024/2012 - Adieu mon amour
Mardi, 24 janvier 2012 – (024/2012)
J’avais promis à Pascal d’être prête vers 13h. Pascal m’a emmenée en ville mardi matin, mais je ne me souviens plus très bien de ce qu’on a fait. Après avoir avalé quelque chose pour dîner, on est retourné à la maison pour déposer sa voiture. On avait déjà mis les valises dans son coffre, alors je ne m’attendais pas à retourner à la maison.

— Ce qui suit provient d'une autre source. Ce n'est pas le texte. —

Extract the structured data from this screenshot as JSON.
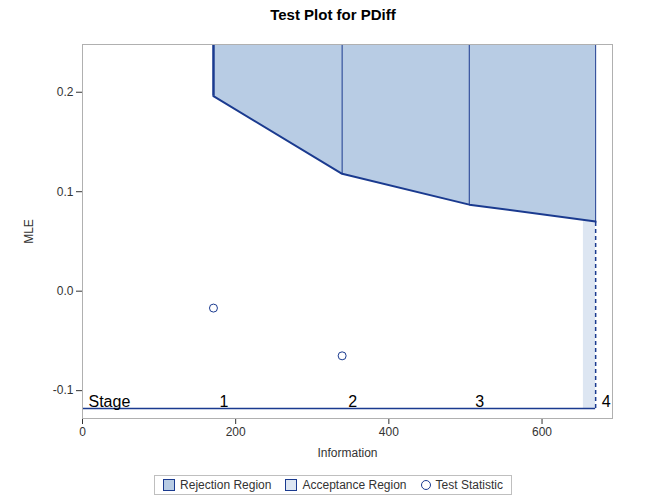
{
  "chart_data": {
    "type": "sequential_test",
    "title": "Test Plot for PDiff",
    "x_label": "Information",
    "y_label": "MLE",
    "xlim": [
      0,
      692
    ],
    "ylim": [
      -0.128,
      0.248
    ],
    "xticks": [
      0,
      200,
      400,
      600
    ],
    "yticks": [
      -0.1,
      {
        "value": 0,
        "label": "0.0"
      },
      0.1,
      0.2
    ],
    "stages": {
      "label": "Stage",
      "names": [
        "1",
        "2",
        "3",
        "4"
      ],
      "information": [
        171,
        339,
        505,
        670
      ],
      "rejection_boundary": [
        0.196,
        0.118,
        0.087,
        0.07
      ]
    },
    "acceptance_region": {
      "information": [
        654,
        670
      ],
      "mle": [
        -0.118,
        0.07
      ]
    },
    "test_statistic": {
      "information": [
        171,
        339
      ],
      "values": [
        -0.017,
        -0.065
      ]
    },
    "series": [
      {
        "name": "Rejection Region",
        "color": "#b8cce4"
      },
      {
        "name": "Acceptance Region",
        "color": "#dde6f2"
      },
      {
        "name": "Test Statistic",
        "color": "#1a3a8f",
        "marker": "circle"
      }
    ]
  }
}
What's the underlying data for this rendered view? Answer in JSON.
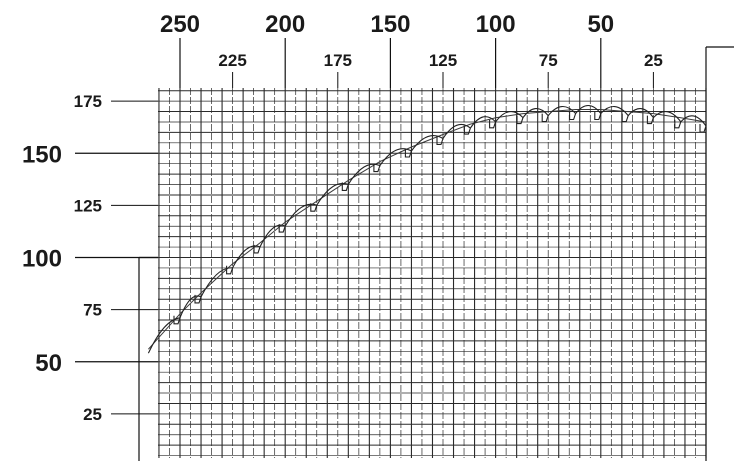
{
  "chart_data": {
    "type": "line",
    "title": "",
    "xlabel": "",
    "ylabel": "",
    "x_axis": {
      "direction": "decreasing-left-to-right",
      "range": [
        270,
        0
      ],
      "major_ticks": [
        "250",
        "200",
        "150",
        "100",
        "50"
      ],
      "minor_ticks": [
        "225",
        "175",
        "125",
        "75",
        "25"
      ]
    },
    "y_axis": {
      "range": [
        0,
        180
      ],
      "major_ticks": [
        "150",
        "100",
        "50"
      ],
      "minor_ticks": [
        "175",
        "125",
        "75",
        "25"
      ]
    },
    "grid": true,
    "series": [
      {
        "style": "scalloped-trace",
        "x": [
          265,
          250,
          240,
          225,
          212,
          200,
          185,
          170,
          155,
          140,
          125,
          112,
          100,
          87,
          75,
          62,
          50,
          37,
          25,
          12,
          0
        ],
        "y": [
          56,
          73,
          83,
          97,
          107,
          117,
          127,
          137,
          146,
          153,
          159,
          164,
          167,
          169,
          170,
          171,
          171,
          170,
          169,
          167,
          165
        ]
      }
    ]
  }
}
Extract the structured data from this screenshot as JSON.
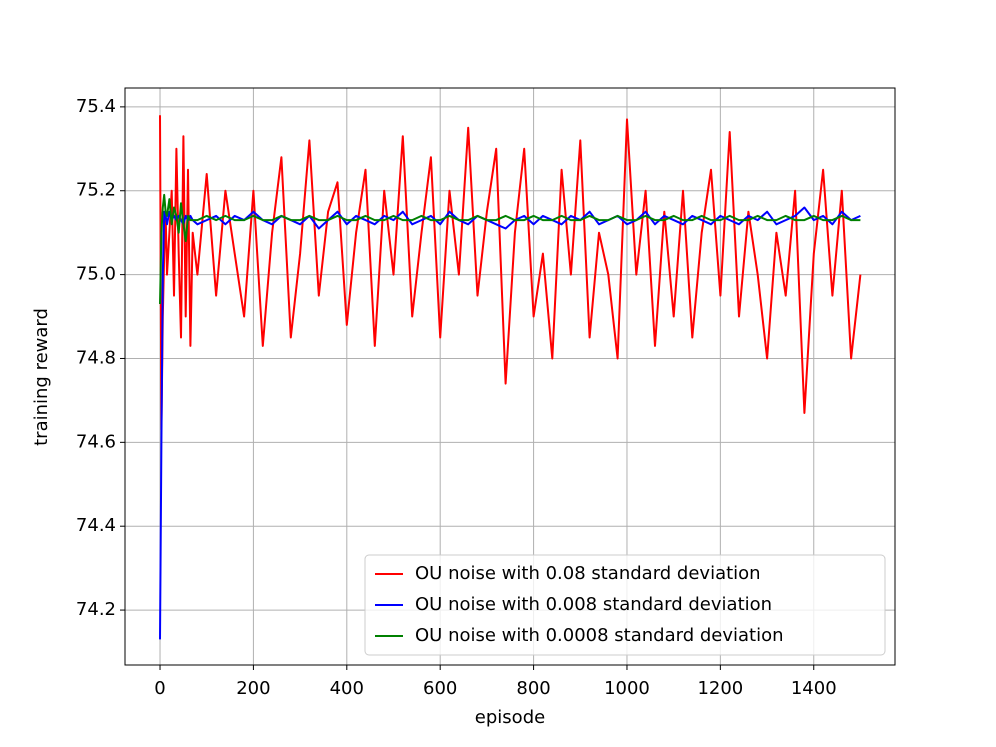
{
  "chart_data": {
    "type": "line",
    "xlabel": "episode",
    "ylabel": "training reward",
    "x": [
      0,
      3,
      6,
      9,
      12,
      15,
      20,
      25,
      30,
      35,
      40,
      45,
      50,
      55,
      60,
      65,
      70,
      80,
      100,
      120,
      140,
      160,
      180,
      200,
      220,
      240,
      260,
      280,
      300,
      320,
      340,
      360,
      380,
      400,
      420,
      440,
      460,
      480,
      500,
      520,
      540,
      560,
      580,
      600,
      620,
      640,
      660,
      680,
      700,
      720,
      740,
      760,
      780,
      800,
      820,
      840,
      860,
      880,
      900,
      920,
      940,
      960,
      980,
      1000,
      1020,
      1040,
      1060,
      1080,
      1100,
      1120,
      1140,
      1160,
      1180,
      1200,
      1220,
      1240,
      1260,
      1280,
      1300,
      1320,
      1340,
      1360,
      1380,
      1400,
      1420,
      1440,
      1460,
      1480,
      1500
    ],
    "series": [
      {
        "name": "OU noise with 0.08 standard deviation",
        "color": "#ff0000",
        "values": [
          75.38,
          74.63,
          74.9,
          75.05,
          75.15,
          75.0,
          75.1,
          75.2,
          74.95,
          75.3,
          75.05,
          74.85,
          75.33,
          74.9,
          75.25,
          74.83,
          75.1,
          75.0,
          75.24,
          74.95,
          75.2,
          75.05,
          74.9,
          75.2,
          74.83,
          75.1,
          75.28,
          74.85,
          75.05,
          75.32,
          74.95,
          75.15,
          75.22,
          74.88,
          75.1,
          75.25,
          74.83,
          75.2,
          75.0,
          75.33,
          74.9,
          75.1,
          75.28,
          74.85,
          75.2,
          75.0,
          75.35,
          74.95,
          75.15,
          75.3,
          74.74,
          75.1,
          75.3,
          74.9,
          75.05,
          74.8,
          75.25,
          75.0,
          75.32,
          74.85,
          75.1,
          75.0,
          74.8,
          75.37,
          75.0,
          75.2,
          74.83,
          75.15,
          74.9,
          75.2,
          74.85,
          75.1,
          75.25,
          74.95,
          75.34,
          74.9,
          75.15,
          75.0,
          74.8,
          75.1,
          74.95,
          75.2,
          74.67,
          75.05,
          75.25,
          74.95,
          75.2,
          74.8,
          75.0
        ]
      },
      {
        "name": "OU noise with 0.008 standard deviation",
        "color": "#0000ff",
        "values": [
          74.13,
          74.6,
          75.0,
          75.15,
          75.14,
          75.12,
          75.15,
          75.13,
          75.14,
          75.13,
          75.14,
          75.13,
          75.12,
          75.14,
          75.13,
          75.14,
          75.13,
          75.12,
          75.13,
          75.14,
          75.12,
          75.14,
          75.13,
          75.15,
          75.13,
          75.12,
          75.14,
          75.13,
          75.12,
          75.14,
          75.11,
          75.13,
          75.15,
          75.12,
          75.14,
          75.13,
          75.12,
          75.14,
          75.13,
          75.15,
          75.12,
          75.13,
          75.14,
          75.12,
          75.15,
          75.13,
          75.12,
          75.14,
          75.13,
          75.12,
          75.11,
          75.13,
          75.14,
          75.12,
          75.14,
          75.13,
          75.12,
          75.14,
          75.13,
          75.15,
          75.12,
          75.13,
          75.14,
          75.12,
          75.13,
          75.15,
          75.12,
          75.14,
          75.13,
          75.12,
          75.14,
          75.13,
          75.12,
          75.14,
          75.13,
          75.12,
          75.14,
          75.13,
          75.15,
          75.12,
          75.13,
          75.14,
          75.16,
          75.13,
          75.14,
          75.12,
          75.15,
          75.13,
          75.14
        ]
      },
      {
        "name": "OU noise with 0.0008 standard deviation",
        "color": "#008000",
        "values": [
          74.93,
          75.1,
          75.16,
          75.19,
          75.15,
          75.14,
          75.18,
          75.12,
          75.16,
          75.14,
          75.1,
          75.17,
          75.12,
          75.08,
          75.14,
          75.13,
          75.13,
          75.13,
          75.14,
          75.13,
          75.14,
          75.13,
          75.13,
          75.14,
          75.13,
          75.13,
          75.14,
          75.13,
          75.13,
          75.14,
          75.13,
          75.13,
          75.14,
          75.13,
          75.13,
          75.14,
          75.13,
          75.13,
          75.14,
          75.13,
          75.13,
          75.14,
          75.13,
          75.13,
          75.14,
          75.13,
          75.13,
          75.14,
          75.13,
          75.13,
          75.14,
          75.13,
          75.13,
          75.14,
          75.13,
          75.13,
          75.14,
          75.13,
          75.13,
          75.14,
          75.13,
          75.13,
          75.14,
          75.13,
          75.13,
          75.14,
          75.13,
          75.13,
          75.14,
          75.13,
          75.13,
          75.14,
          75.13,
          75.13,
          75.14,
          75.13,
          75.13,
          75.14,
          75.13,
          75.13,
          75.14,
          75.13,
          75.13,
          75.14,
          75.13,
          75.13,
          75.14,
          75.13,
          75.13
        ]
      }
    ],
    "xlim": [
      -75,
      1574
    ],
    "ylim": [
      74.069,
      75.445
    ],
    "xticks": [
      0,
      200,
      400,
      600,
      800,
      1000,
      1200,
      1400
    ],
    "yticks": [
      74.2,
      74.4,
      74.6,
      74.8,
      {
        "value": 75,
        "label": "75.0"
      },
      75.2,
      75.4
    ],
    "grid": true,
    "legend": "lower right"
  }
}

Après dîner, on a bu un verre au PALAPA, un bistrot à côté d’où on a mangé, tenu par des Canadiens. D’après ce que j’ai compris, ça appartient aussi à Pascal et il le loue à ces 2 jeunes. Ils ont des bungalows aussi et Pascal m’a dit que je pouvais venir là la prochaine fois si je voulais. Pendant qu’on buvait un café au bar, Pascal regardait le tennis. Je me souviens lui avoir dit que j’avais aimé regarder le tennis quand Yannick Noah jouait, depuis je trouve les joueurs ennuyeux, il ne se passe rien.
Pascal est fan de tennis, et en parlant de ça, Pascal m’a dit que ça fait plus de 20ans que Yannick Noah ne joue plus, qu’il était trop vieux. Puis tout à coup, il a eu une réflexion qui me trotte dans la tête depuis plusieurs jours ; qu’il ne nous restait plus beaucoup de temps, 10ans ? Après on entre dans le cercle des vieux si on tient jusque-là! Je n’ai pas rigolé, j’y pensais souvent ; 10ans, 20ans au plus d’une vie normale et bonne, après on ne sait pas ce que le reste nous réserve.
J’ai été surprise de l’entendre m’enlever les mots de la bouche!
Puis le taxi est arrivé, Pascal l’a aidé à transférer nos valises. 2ème fois, parce que ce matin, Pascal a dû m’aider à fermer la grosse valise, ça bloquait. Puis il avait porté la grosse valise à sa voiture. Là, je pensais qu’on partait pour la capitale, pour Saint-Domingue, mais non, Pascal ramenait sa voiture pour la parquer à la maison. Il m’a proposé de l’accompagner ce que j’ai accepté avec plaisir, j’aimais être en sa compagnie.
Une fois la voiture parquée, on est donc partie, cette fois c’était pour de bon, je ne reverrais plus jamais cet endroit je crois.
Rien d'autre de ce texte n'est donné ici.